L’esilio gli insegna che il General Intellect – l’intelletto collettivo marxiano – non è più confinato in fabbrica ma è “ovunque” nei call center, nei bar, nelle reti. Il rientro in Italia, se non ricordo male, coincide con l’invito all’Università della Calabria dal 1996 al 2004. Non è un ritorno trionfale, ma rituale di reintegrazione. Ad Arcavacata di Rende, Virno ottiene la cattedra di Filosofia del Linguaggio, Semiotica ed Etica della Comunicazione.
L’Unical, periferia del sapere, lontana dai centri romani, diventa il suo laboratorio. Qui non insegna teorie ma “fa vedere” come il lavoro cognitivo sia diventato “virtuosistico” (richiede pubblico, come un pianista), come la precarietà generi opportunismo esistenziale.
Nel gennaio 2001, il seminario sulla moltitudine è un “cantiere” con studenti, dottorandi e attivisti.

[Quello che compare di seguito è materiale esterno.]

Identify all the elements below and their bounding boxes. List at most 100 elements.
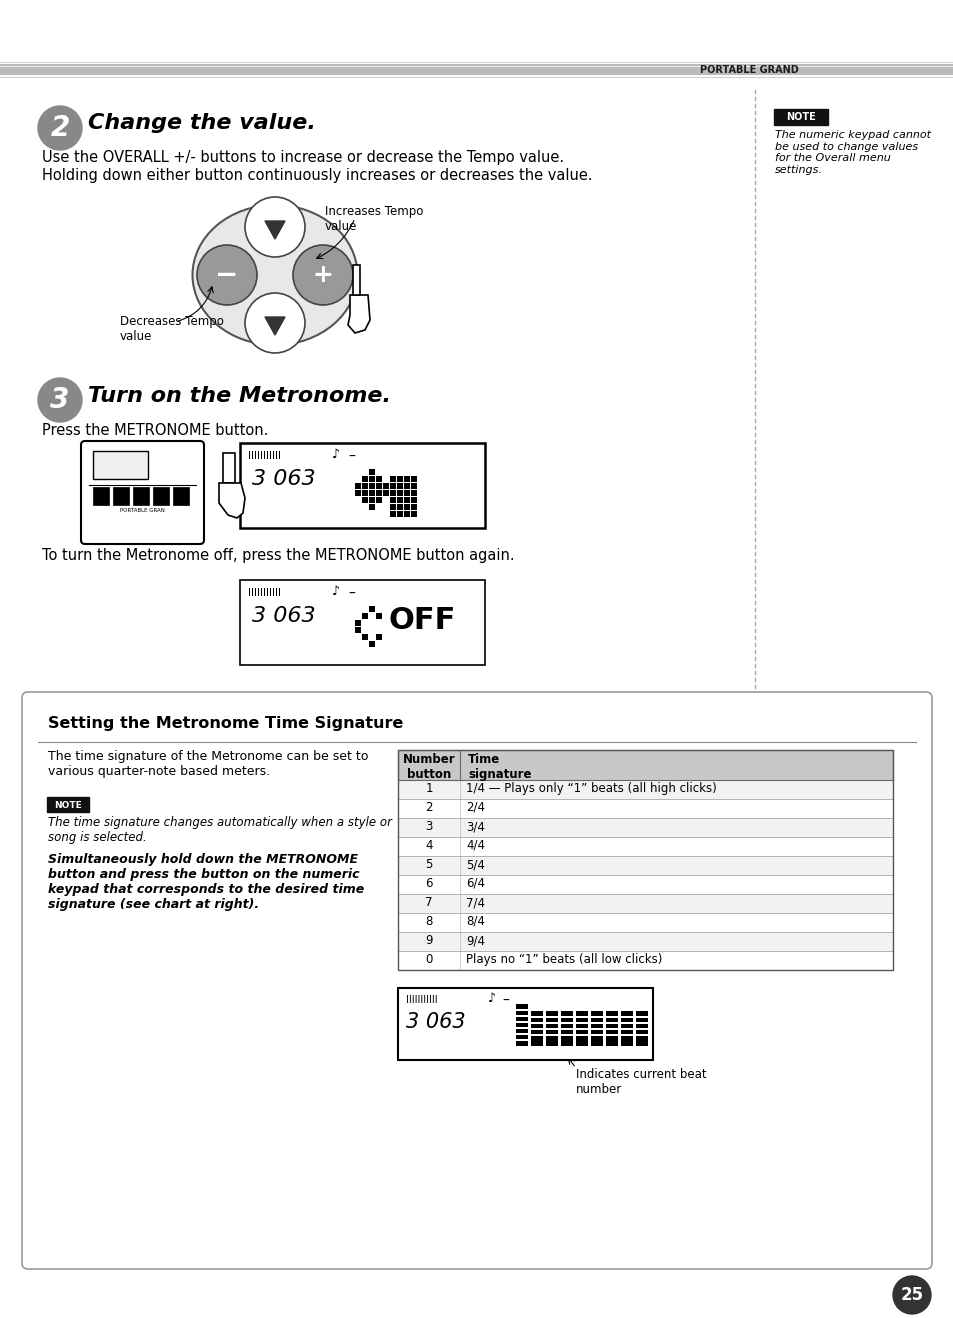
Bar [620,1011,633,1046]
Bar [397,894,892,913]
Bar [361,634,368,641]
Bar [531,1011,542,1046]
Bar [560,1021,573,1024]
Bar [382,482,389,489]
Bar [369,497,375,503]
Bar [590,1011,602,1046]
Bar [516,1004,527,1046]
Bar [403,476,410,482]
Bar [531,1021,542,1024]
Text: To turn the Metronome off, press the METRONOME button again.: To turn the Metronome off, press the MET… [42,548,514,563]
Bar [361,497,368,503]
Bar [411,503,416,510]
Text: –: – [348,449,355,464]
Bar [390,511,395,517]
Bar [576,1011,587,1046]
Bar [390,497,395,503]
FancyBboxPatch shape [92,451,148,478]
Bar [545,1021,558,1024]
Text: 6: 6 [425,876,433,890]
Bar [545,1028,558,1029]
Bar [516,1039,527,1040]
Bar [560,1035,573,1036]
Bar [590,1028,602,1029]
Text: Decreases Tempo
value: Decreases Tempo value [120,315,224,343]
Text: 0: 0 [425,953,433,966]
Bar [531,1035,542,1036]
Text: 1: 1 [425,782,433,795]
Text: Holding down either button continuously increases or decreases the value.: Holding down either button continuously … [42,167,592,183]
Bar [390,482,395,489]
Bar [152,486,169,505]
Bar [531,1028,542,1029]
Bar [516,1021,527,1023]
Bar [403,497,410,503]
Bar [361,476,368,482]
Text: 25: 25 [900,1286,923,1304]
Bar [396,476,402,482]
Bar [390,503,395,510]
Text: Plays no “1” beats (all low clicks): Plays no “1” beats (all low clicks) [465,953,661,966]
Bar [369,482,375,489]
Text: NOTE: NOTE [785,112,815,123]
Bar [636,1035,647,1036]
Bar [375,634,381,641]
Bar [369,469,375,474]
Bar [112,486,129,505]
Text: 9/4: 9/4 [465,934,484,948]
Bar [516,1015,527,1016]
Text: Use the OVERALL +/- buttons to increase or decrease the Tempo value.: Use the OVERALL +/- buttons to increase … [42,150,563,165]
Bar [605,1016,618,1017]
Bar [132,486,149,505]
Bar [411,497,416,503]
Bar [590,1021,602,1024]
Bar [355,619,360,626]
Text: NOTE: NOTE [54,800,82,809]
Bar [397,913,892,932]
Bar [560,1028,573,1029]
Bar [545,1011,558,1046]
Bar [403,511,410,517]
Bar [369,606,375,612]
Bar [375,476,381,482]
Bar [545,1016,558,1017]
Polygon shape [265,221,285,239]
Text: 2: 2 [51,113,70,142]
Text: Number
button: Number button [402,753,455,782]
Ellipse shape [193,206,357,345]
Bar [411,490,416,496]
Text: –: – [501,994,508,1008]
Text: ♪: ♪ [488,992,496,1006]
Bar [516,1027,527,1028]
Text: +: + [313,264,334,287]
Text: Setting the Metronome Time Signature: Setting the Metronome Time Signature [48,716,403,731]
Bar [355,490,360,496]
Bar [397,837,892,855]
Circle shape [196,245,256,304]
Bar [636,1028,647,1029]
Text: 6/4: 6/4 [465,876,484,890]
Text: PORTABLE GRAN: PORTABLE GRAN [119,507,164,513]
Text: 2: 2 [425,801,433,815]
Circle shape [38,378,82,422]
Text: Turn on the Metronome.: Turn on the Metronome. [88,386,391,406]
Bar [636,1021,647,1024]
Circle shape [245,293,305,353]
Bar [576,1035,587,1036]
Circle shape [245,196,305,257]
Bar [369,490,375,496]
Text: The time signature changes automatically when a style or
song is selected.: The time signature changes automatically… [48,816,392,844]
Bar [375,497,381,503]
Text: Simultaneously hold down the METRONOME
button and press the button on the numeri: Simultaneously hold down the METRONOME b… [48,853,364,911]
Bar [382,490,389,496]
Text: Time
signature: Time signature [468,753,531,782]
Text: ♪: ♪ [332,585,339,598]
Bar [397,750,892,780]
Bar [531,1016,542,1017]
Bar [92,486,109,505]
Bar [397,988,652,1060]
Text: 4/4: 4/4 [465,840,484,851]
Text: Press the METRONOME button.: Press the METRONOME button. [42,423,268,438]
Bar [355,482,360,489]
Bar [397,750,892,970]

Ne nasce “Grammatica della moltitudine”, un testo orale, dialogico, “anfibio”. Qui Virno distingue: il “popolo” è uno (fiction statale), la “moltitudine” è molteplice, irriducibile, “potenza non rappresentata”. Nel 2012 un seminario sul “déjà vu” è un “rito di memoria”. Il filosofo usa il fenomeno psicologico per dire che viviamo in un eterno ritorno del medesimo, la storia è finita, ma non il conflitto. Il video su YouTube è un “documento etnografico” del filosofo al lavoro.

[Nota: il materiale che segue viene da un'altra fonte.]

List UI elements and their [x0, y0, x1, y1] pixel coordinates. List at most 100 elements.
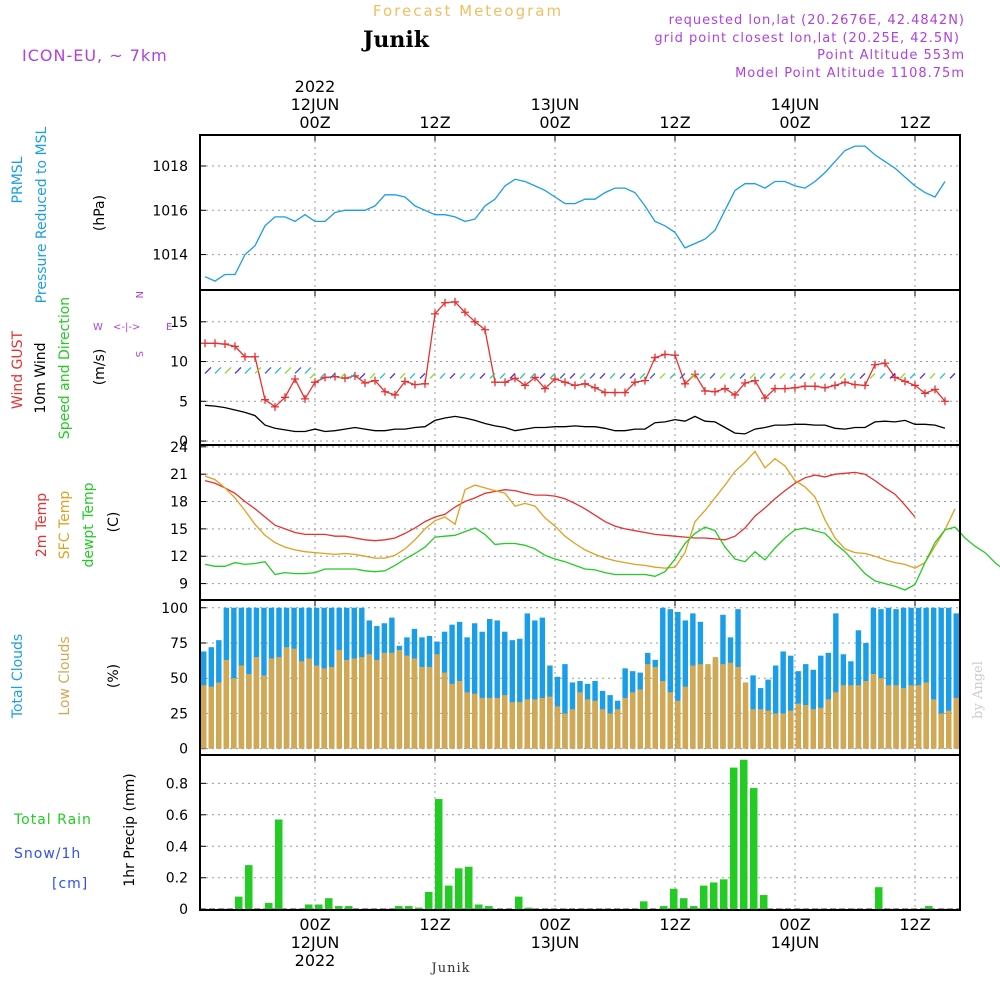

Con Marco Mazzeo organizza un seminario di settimane non gerarchico ma orizzontale. Con Angelo Nizza e Adriano Bertollini, l’Unical ancora una volta diventa fucina di concetti come esodo, neotenia, linguaggio come “diagramma naturale-storico”. Franco Piperno, altro esule operaista, insegna lì. E' una “linea di discendenza” politica che si fa accademia.
Virno non offre soluzioni. Offre “strumenti per abitare il presente”. Il suo pensiero è una “mappa del post-fordismo”. Il lavoro è linguistico”, quindi non produci oggetti, ma produci “relazioni”. La moltitudine non è classe ma è “forma di vita” che resiste alla cattura. Il déjà vu è il sintomo che viviamo in un tempo “senza storia”, ma con infinite variazioni. Da Arcavacata di Rende a Roma Tre (dove ha insegnato dal 2005), Virno porta con sé l’Universita’ della Calabria come memoria incarnata di un luogo dove la teoria è diventata pratica collettiva, dove il filosofo non spiega il mondo, ma lo abita con altri.
In un’epoca di solitudine digitale, il suo insegnamento è un “richiamo tribale”. Il pensiero critico non si fa da soli ma si fa in cerchio, parlando, litigando, ridendo. Come in un’assemblea del ’77. Come in un’aula del 2001. Come in un futuro che ancora non ha nome.